Ele estava procurando por ela para um cargo executivo.

Ele tinha que procurá-la como se ela fosse uma criança.

Naquela noite, em vez de ir a um jantar com potenciais parceiros, Isaiah dirigiu até a Escola Primária Lincoln.

O prédio permanecia fechado, uma das muitas propriedades subutilizadas presas entre fracassos políticos e propostas de revitalização.

Uma cerca temporária cercava o local.

A tinta descascava das molduras das janelas.

Ervas daninhas brotavam entre o asfalto rachado.

O lugar parecia menor do que ele se lembrava e mais triste do que esperava.

Ele ficou parado por um longo minuto junto ao antigo perímetro, ouvindo ruídos fantasmagóricos no vento: crianças gritando, o som do almoço, sapatos no chão.

Uma voz atrás dele disse: “Você está esperando alguém, filho?”

Isaiah se virou.

Um homem mais velho, vestindo uma jaqueta de zelador, carregava um controle remoto e uma sacola de papel com ferramentas.

Sua barba era branca, seus ombros ainda largos, seus olhos penetrantes, como os de homens que passaram anos mantendo prédios funcionando depois que todos os outros desistiram.

A etiqueta em sua jaqueta dizia Barnes.

Isaiah se apresentou e, sentindo-se repentinamente tolo, perguntou se ele já havia conhecido uma garota chamada Victoria Hayes que estudara na escola anos atrás.

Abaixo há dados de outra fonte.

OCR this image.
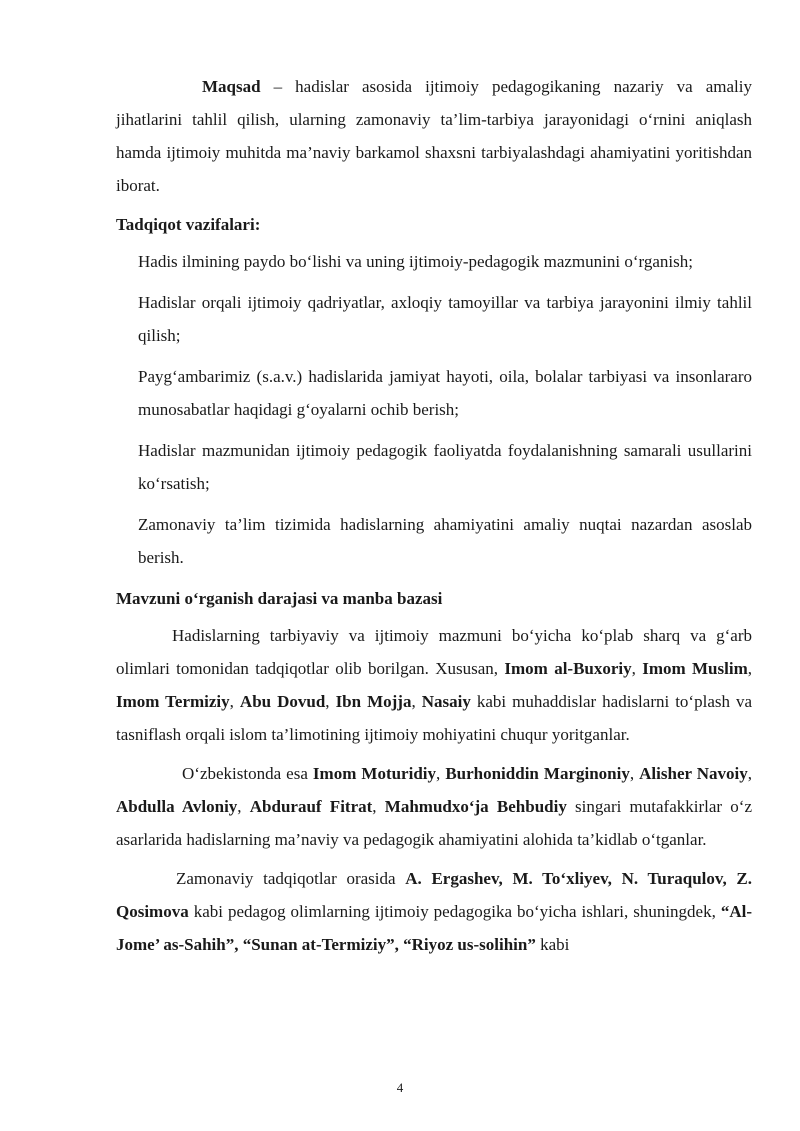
Maqsad – hadislar asosida ijtimoiy pedagogikaning nazariy va amaliy jihatlarini tahlil qilish, ularning zamonaviy ta’lim-tarbiya jarayonidagi o‘rnini aniqlash hamda ijtimoiy muhitda ma’naviy barkamol shaxsni tarbiyalashdagi ahamiyatini yoritishdan iborat.

Tadqiqot vazifalari:

Hadis ilmining paydo bo‘lishi va uning ijtimoiy-pedagogik mazmunini o‘rganish;

Hadislar orqali ijtimoiy qadriyatlar, axloqiy tamoyillar va tarbiya jarayonini ilmiy tahlil qilish;

Payg‘ambarimiz (s.a.v.) hadislarida jamiyat hayoti, oila, bolalar tarbiyasi va insonlararo munosabatlar haqidagi g‘oyalarni ochib berish;

Hadislar mazmunidan ijtimoiy pedagogik faoliyatda foydalanishning samarali usullarini ko‘rsatish;

Zamonaviy ta’lim tizimida hadislarning ahamiyatini amaliy nuqtai nazardan asoslab berish.

Mavzuni o‘rganish darajasi va manba bazasi

Hadislarning tarbiyaviy va ijtimoiy mazmuni bo‘yicha ko‘plab sharq va g‘arb olimlari tomonidan tadqiqotlar olib borilgan. Xususan, Imom al-Buxoriy, Imom Muslim, Imom Termiziy, Abu Dovud, Ibn Mojja, Nasaiy kabi muhaddislar hadislarni to‘plash va tasniflash orqali islom ta’limotining ijtimoiy mohiyatini chuqur yoritganlar.

O‘zbekistonda esa Imom Moturidiy, Burhoniddin Marginoniy, Alisher Navoiy, Abdulla Avloniy, Abdurauf Fitrat, Mahmudxo‘ja Behbudiy singari mutafakkirlar o‘z asarlarida hadislarning ma’naviy va pedagogik ahamiyatini alohida ta’kidlab o‘tganlar.

Zamonaviy tadqiqotlar orasida A. Ergashev, M. To‘xliyev, N. Turaqulov, Z. Qosimova kabi pedagog olimlarning ijtimoiy pedagogika bo‘yicha ishlari, shuningdek, “Al-Jome’ as-Sahih”, “Sunan at-Termiziy”, “Riyoz us-solihin” kabi

4
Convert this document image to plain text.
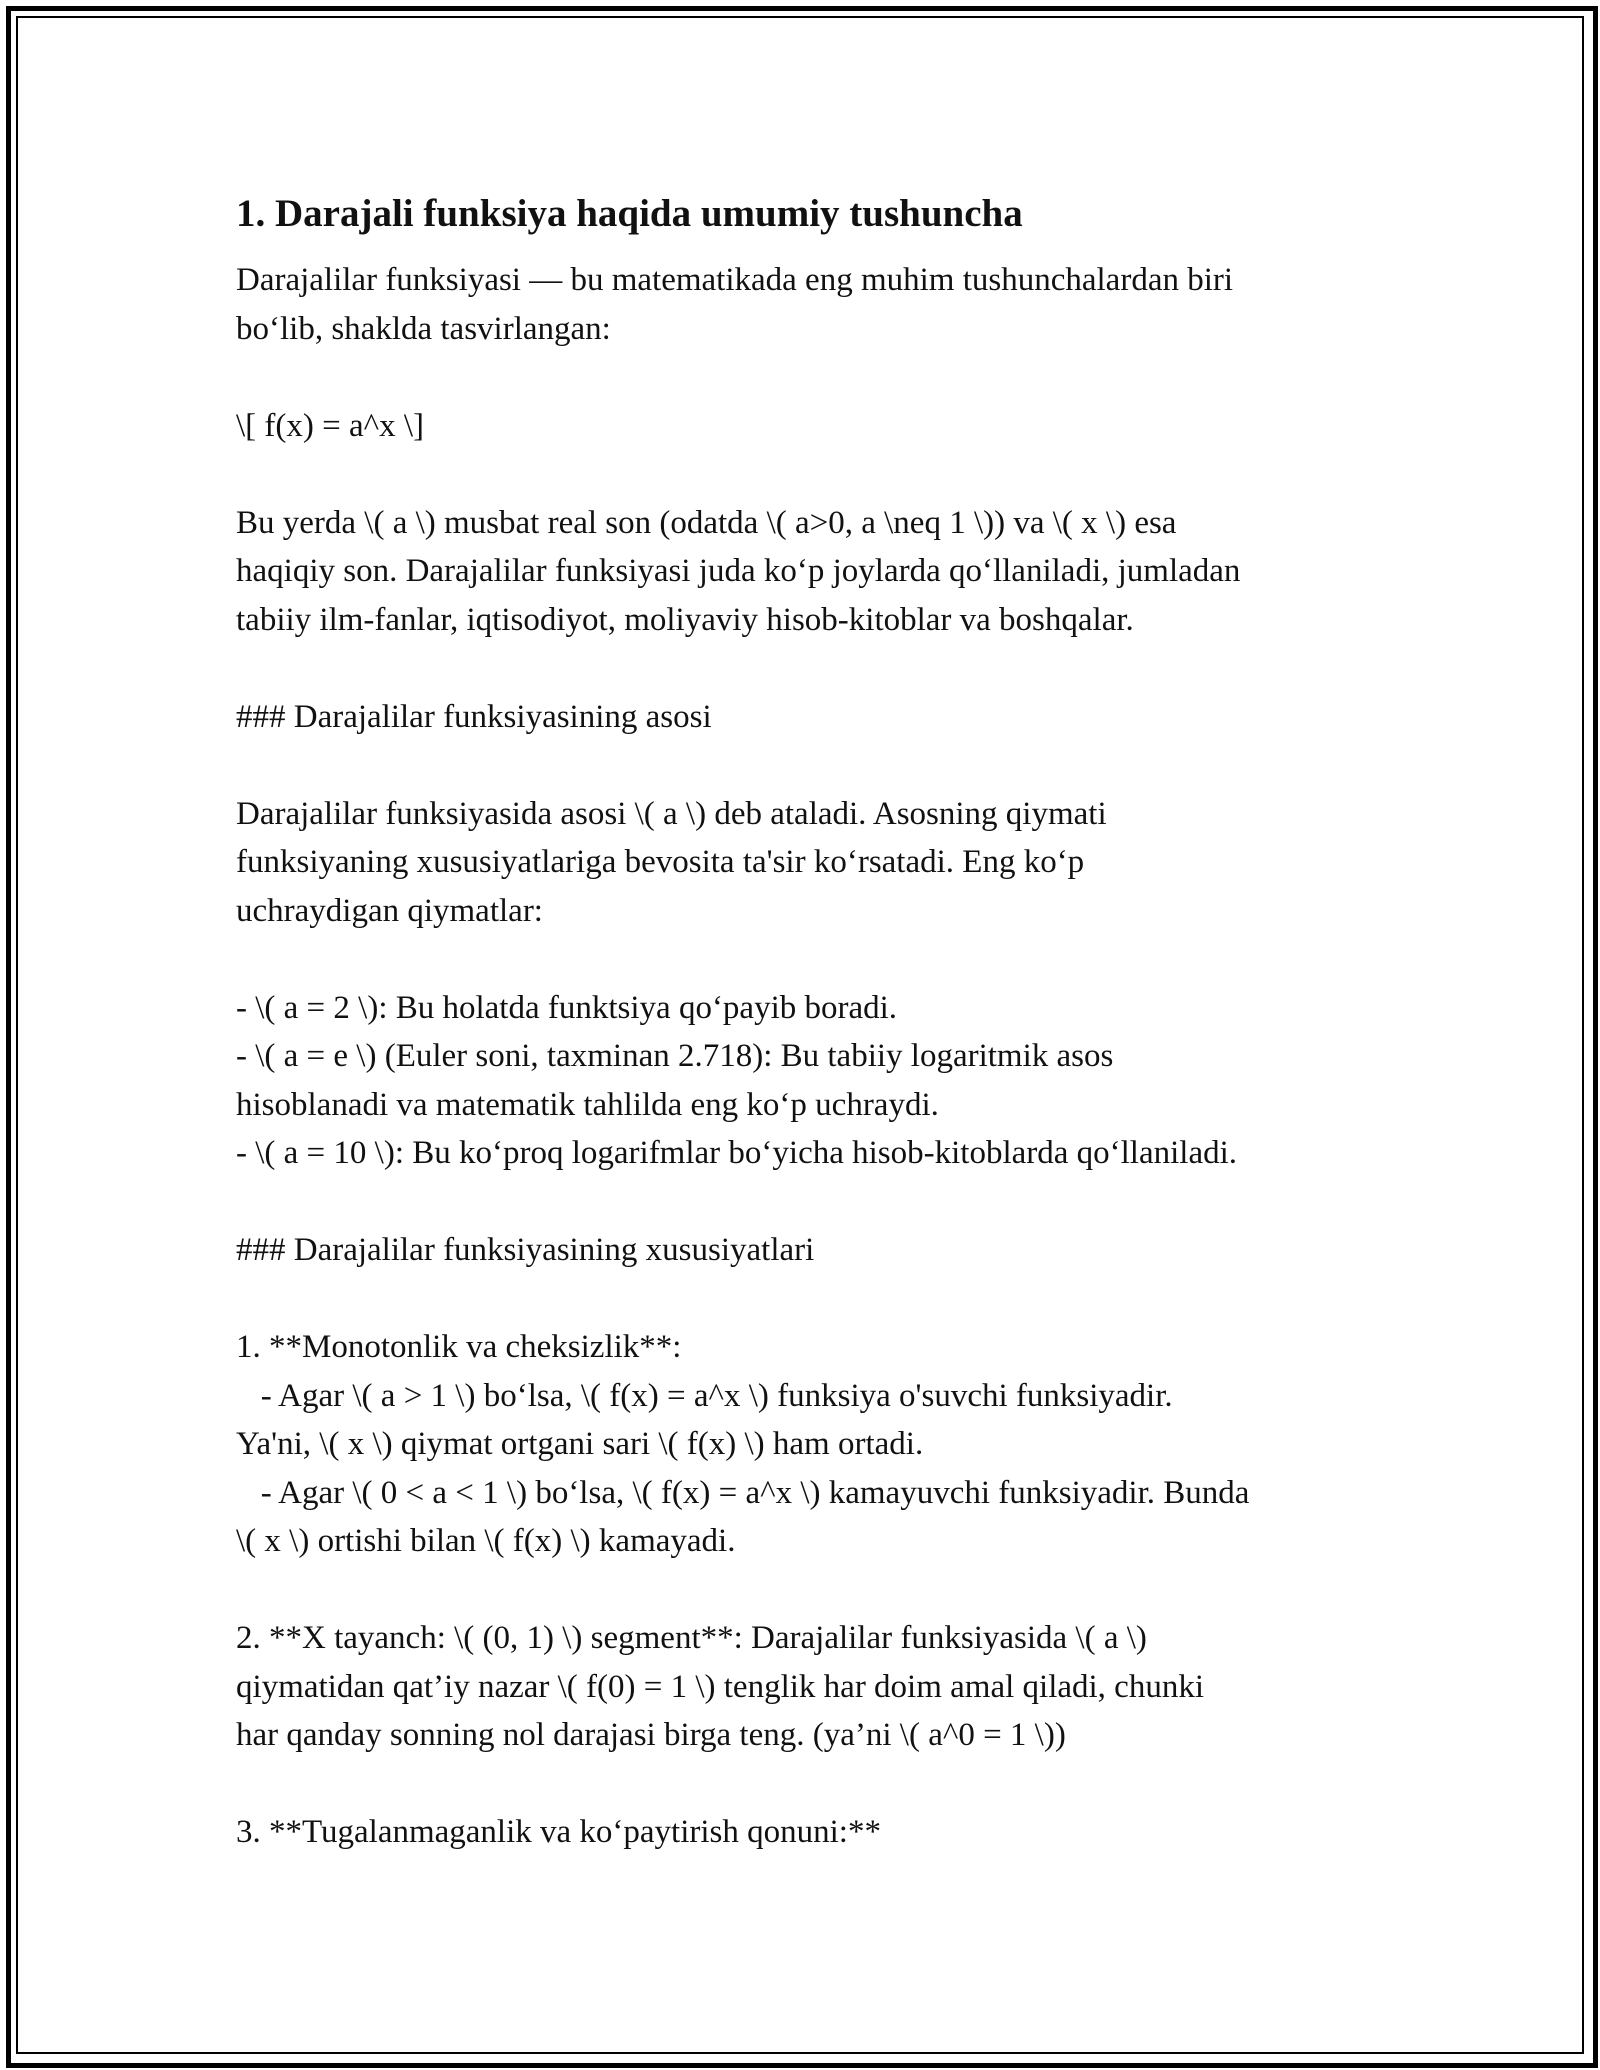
1. Darajali funksiya haqida umumiy tushuncha
Darajalilar funksiyasi — bu matematikada eng muhim tushunchalardan biri
bo‘lib, shaklda tasvirlangan:
\[ f(x) = a^x \]
Bu yerda \( a \) musbat real son (odatda \( a>0, a \neq 1 \)) va \( x \) esa
haqiqiy son. Darajalilar funksiyasi juda ko‘p joylarda qo‘llaniladi, jumladan
tabiiy ilm-fanlar, iqtisodiyot, moliyaviy hisob-kitoblar va boshqalar.
### Darajalilar funksiyasining asosi
Darajalilar funksiyasida asosi \( a \) deb ataladi. Asosning qiymati
funksiyaning xususiyatlariga bevosita ta'sir ko‘rsatadi. Eng ko‘p
uchraydigan qiymatlar:
- \( a = 2 \): Bu holatda funktsiya qo‘payib boradi.
- \( a = e \) (Euler soni, taxminan 2.718): Bu tabiiy logaritmik asos
hisoblanadi va matematik tahlilda eng ko‘p uchraydi.
- \( a = 10 \): Bu ko‘proq logarifmlar bo‘yicha hisob-kitoblarda qo‘llaniladi.
### Darajalilar funksiyasining xususiyatlari
1. **Monotonlik va cheksizlik**:
- Agar \( a > 1 \) bo‘lsa, \( f(x) = a^x \) funksiya o'suvchi funksiyadir.
Ya'ni, \( x \) qiymat ortgani sari \( f(x) \) ham ortadi.
- Agar \( 0 < a < 1 \) bo‘lsa, \( f(x) = a^x \) kamayuvchi funksiyadir. Bunda
\( x \) ortishi bilan \( f(x) \) kamayadi.
2. **X tayanch: \( (0, 1) \) segment**: Darajalilar funksiyasida \( a \)
qiymatidan qat’iy nazar \( f(0) = 1 \) tenglik har doim amal qiladi, chunki
har qanday sonning nol darajasi birga teng. (ya’ni \( a^0 = 1 \))
3. **Tugalanmaganlik va ko‘paytirish qonuni:**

Senhor.

Barnes olhou para ele por um instante, depois para a cerca, e então de volta para Isaiah.

“A garota com as fitas vermelhas?”, perguntou.

Isaiah perdeu o fôlego.

“Você se lembra dela?”

Barnes deu uma risada rouca.

“É difícil não se lembrar de uma criança dividindo uma refeição com aquele garoto branco magrelo que todos fingiam não ver.” Ele trocou o saco de papel de mão.

“Você era ele.”

Isaiah apenas assentiu.

Barnes olhou para a moldura de vidro que Isaiah havia tirado sem perceber do bolso do casaco.

“Eu vi aquela fita adesiva no seu pulso uma vez.”

Ele não pensava nisso há anos. Inclinou a cabeça em direção ao canto.

“Victoria ainda alimenta as crianças, sabia?”

Leia o resto na próxima página.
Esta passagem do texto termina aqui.